JR: When you're working with patient experience data, you want to be very careful in comparing patient satisfaction in very different geographic areas. Patients in some areas like New York, Miami, and New Jersey are more likely to voice their complaints more freely, and hospitals in those areas are more likely to have lower ratings than hospitals in South Dakota.
TL: Should we be using the so-called process measures-like the portion of pneumonia patients receiving a flu vaccine, or the portion of heart attack patients receiving discharge instructions?
JR: I don't think the process measures make for great stories because they represent the minimal expectation for basic care. Most hospitals are getting a score of 93 or 94 or even 99 percent. It's not compelling to do a story that says a hospital has a three percent lower compliance on a measure than the average. Very few places are showing up as outlying poor performers.
TL: Then they may not be compelling for consumers either? Would you agree or not?
JR: Process measures aren't. But if you were considering a hospital that was rated worse than average in readmissions, mortality, infections, or even one of the patient safety indicators-and had the luxury of time to pick a place-you should ask the hospital to explain itself.
TL: What's your last bit of advice?
JR: If you're going to critique a hospital based on any of these measures, make sure the hospital is really a statistical outlier.
TL: Look into a crystal ball for a moment.
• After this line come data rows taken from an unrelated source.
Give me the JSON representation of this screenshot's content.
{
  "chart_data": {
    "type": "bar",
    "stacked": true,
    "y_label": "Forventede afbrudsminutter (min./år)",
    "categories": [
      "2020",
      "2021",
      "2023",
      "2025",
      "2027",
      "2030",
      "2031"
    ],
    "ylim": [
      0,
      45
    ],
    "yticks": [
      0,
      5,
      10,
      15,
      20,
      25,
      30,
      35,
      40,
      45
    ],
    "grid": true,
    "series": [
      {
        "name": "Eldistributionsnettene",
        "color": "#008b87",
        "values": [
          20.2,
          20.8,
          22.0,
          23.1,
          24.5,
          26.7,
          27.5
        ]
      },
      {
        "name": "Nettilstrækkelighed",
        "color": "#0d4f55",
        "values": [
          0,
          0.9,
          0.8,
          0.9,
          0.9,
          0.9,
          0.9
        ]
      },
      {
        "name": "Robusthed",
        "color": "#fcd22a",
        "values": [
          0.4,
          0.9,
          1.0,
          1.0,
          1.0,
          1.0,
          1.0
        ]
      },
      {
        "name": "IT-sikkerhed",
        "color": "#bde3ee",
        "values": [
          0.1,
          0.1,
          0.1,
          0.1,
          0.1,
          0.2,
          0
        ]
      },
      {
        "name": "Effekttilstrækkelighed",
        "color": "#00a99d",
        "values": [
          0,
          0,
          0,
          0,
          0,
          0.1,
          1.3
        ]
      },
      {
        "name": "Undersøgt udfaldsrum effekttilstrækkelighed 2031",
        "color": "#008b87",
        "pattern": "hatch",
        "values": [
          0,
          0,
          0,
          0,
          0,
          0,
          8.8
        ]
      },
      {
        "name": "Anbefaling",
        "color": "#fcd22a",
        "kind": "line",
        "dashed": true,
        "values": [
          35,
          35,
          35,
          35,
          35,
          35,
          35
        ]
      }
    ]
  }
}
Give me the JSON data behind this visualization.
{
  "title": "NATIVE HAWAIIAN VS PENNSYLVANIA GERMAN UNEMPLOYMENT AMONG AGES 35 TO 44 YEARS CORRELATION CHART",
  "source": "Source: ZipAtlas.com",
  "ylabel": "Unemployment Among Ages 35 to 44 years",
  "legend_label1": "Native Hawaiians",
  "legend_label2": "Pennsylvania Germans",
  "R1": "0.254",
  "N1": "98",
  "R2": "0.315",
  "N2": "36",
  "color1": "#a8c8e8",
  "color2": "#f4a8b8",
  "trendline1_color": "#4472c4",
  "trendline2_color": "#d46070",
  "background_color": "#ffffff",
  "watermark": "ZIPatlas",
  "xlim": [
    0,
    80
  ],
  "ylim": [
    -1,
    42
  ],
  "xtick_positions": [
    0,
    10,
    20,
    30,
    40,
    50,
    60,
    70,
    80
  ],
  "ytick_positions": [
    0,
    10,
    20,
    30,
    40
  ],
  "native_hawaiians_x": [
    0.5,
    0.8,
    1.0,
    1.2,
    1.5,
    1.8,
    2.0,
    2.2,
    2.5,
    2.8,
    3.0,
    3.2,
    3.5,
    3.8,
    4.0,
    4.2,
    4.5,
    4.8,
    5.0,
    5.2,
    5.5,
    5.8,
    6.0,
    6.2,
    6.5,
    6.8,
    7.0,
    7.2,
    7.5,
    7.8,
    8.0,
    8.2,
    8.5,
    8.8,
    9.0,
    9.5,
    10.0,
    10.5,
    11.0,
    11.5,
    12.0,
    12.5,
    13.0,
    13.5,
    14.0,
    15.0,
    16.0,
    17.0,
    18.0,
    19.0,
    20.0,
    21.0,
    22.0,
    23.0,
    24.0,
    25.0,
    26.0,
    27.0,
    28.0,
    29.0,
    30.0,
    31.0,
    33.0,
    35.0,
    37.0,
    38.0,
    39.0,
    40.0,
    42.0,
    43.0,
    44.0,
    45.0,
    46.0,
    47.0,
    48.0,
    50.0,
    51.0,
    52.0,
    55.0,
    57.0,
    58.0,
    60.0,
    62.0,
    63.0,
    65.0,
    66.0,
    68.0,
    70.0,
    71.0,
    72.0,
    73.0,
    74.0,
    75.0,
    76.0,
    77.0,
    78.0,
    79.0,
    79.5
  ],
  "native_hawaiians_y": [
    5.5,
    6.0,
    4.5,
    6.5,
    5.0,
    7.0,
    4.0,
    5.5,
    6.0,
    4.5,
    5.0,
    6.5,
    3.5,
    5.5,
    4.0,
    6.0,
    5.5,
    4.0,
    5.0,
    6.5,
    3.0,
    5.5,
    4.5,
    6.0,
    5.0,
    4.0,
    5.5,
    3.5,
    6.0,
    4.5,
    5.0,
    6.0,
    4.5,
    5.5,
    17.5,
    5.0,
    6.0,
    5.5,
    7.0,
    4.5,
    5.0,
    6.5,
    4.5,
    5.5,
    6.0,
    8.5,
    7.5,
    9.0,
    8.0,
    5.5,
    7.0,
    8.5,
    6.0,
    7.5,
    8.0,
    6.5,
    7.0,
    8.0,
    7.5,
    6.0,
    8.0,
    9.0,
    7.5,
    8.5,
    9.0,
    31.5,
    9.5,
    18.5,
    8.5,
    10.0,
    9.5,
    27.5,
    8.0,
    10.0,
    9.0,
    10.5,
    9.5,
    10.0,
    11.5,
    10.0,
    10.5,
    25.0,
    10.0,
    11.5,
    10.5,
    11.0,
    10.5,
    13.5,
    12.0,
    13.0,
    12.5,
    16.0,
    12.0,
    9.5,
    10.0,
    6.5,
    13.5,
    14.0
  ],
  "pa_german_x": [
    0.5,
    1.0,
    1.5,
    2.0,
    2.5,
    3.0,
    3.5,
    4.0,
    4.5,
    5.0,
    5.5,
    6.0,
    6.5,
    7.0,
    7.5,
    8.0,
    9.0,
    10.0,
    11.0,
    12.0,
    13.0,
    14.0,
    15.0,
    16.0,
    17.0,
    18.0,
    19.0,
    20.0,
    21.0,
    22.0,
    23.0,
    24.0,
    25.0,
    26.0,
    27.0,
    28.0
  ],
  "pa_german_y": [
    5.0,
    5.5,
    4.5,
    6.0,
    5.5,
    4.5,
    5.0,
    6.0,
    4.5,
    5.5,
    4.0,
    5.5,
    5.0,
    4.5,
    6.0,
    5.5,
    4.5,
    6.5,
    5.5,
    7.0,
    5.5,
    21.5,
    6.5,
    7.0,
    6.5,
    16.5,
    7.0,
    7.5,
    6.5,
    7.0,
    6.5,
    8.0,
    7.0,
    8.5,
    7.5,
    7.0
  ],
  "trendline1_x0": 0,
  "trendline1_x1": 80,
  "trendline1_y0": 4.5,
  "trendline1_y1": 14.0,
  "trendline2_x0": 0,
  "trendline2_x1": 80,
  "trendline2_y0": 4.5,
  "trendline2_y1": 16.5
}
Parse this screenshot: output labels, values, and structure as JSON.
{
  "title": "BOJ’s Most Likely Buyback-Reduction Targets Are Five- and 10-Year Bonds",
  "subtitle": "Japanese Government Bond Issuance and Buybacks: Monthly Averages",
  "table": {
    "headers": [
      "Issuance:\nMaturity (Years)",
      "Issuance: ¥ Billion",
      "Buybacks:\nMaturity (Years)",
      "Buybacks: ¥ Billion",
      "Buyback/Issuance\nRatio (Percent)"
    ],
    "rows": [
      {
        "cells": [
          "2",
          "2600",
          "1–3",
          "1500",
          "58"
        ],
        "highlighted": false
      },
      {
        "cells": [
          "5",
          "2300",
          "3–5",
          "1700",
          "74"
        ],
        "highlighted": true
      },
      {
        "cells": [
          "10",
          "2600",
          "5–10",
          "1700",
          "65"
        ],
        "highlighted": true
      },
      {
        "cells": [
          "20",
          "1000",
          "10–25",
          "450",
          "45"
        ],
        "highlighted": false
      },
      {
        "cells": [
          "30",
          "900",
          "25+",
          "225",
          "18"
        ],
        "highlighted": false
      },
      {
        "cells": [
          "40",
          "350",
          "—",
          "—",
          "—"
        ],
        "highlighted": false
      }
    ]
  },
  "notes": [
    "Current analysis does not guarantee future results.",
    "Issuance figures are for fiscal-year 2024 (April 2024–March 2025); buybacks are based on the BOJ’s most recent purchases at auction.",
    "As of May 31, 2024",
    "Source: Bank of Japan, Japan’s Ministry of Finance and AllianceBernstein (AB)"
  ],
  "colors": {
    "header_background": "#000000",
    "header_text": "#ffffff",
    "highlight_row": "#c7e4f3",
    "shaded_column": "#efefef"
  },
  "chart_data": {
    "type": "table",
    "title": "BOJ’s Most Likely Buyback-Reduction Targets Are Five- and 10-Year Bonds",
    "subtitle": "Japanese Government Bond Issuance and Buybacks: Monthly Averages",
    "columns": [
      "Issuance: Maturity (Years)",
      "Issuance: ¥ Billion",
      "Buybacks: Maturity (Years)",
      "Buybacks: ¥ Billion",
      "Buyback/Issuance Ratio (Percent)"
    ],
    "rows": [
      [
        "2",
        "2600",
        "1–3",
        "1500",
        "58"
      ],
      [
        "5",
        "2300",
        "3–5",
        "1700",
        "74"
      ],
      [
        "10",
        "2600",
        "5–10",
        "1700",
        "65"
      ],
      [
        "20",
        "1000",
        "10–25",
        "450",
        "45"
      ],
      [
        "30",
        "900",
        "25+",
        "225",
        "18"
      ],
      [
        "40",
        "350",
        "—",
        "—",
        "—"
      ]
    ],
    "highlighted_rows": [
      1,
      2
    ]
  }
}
Do you see hospital metrics as a path to journalistic glory in the future?
JR: Much of the good hospital reporting has been about horror stories of the malpractice kind, where patients are killed or maimed. This new age of hospital transparency should give journalists a chance to write about the routine quality of care that most patients are likely to receive. That may not be as sexy as a botched operation, but it's important to readers and everyone else if we're going to better understand what we're actually getting for some of the most expensive care in the world. Hopefully one day we'll be able to know which hospitals really deliver superior care, and which ones just advertise that they do.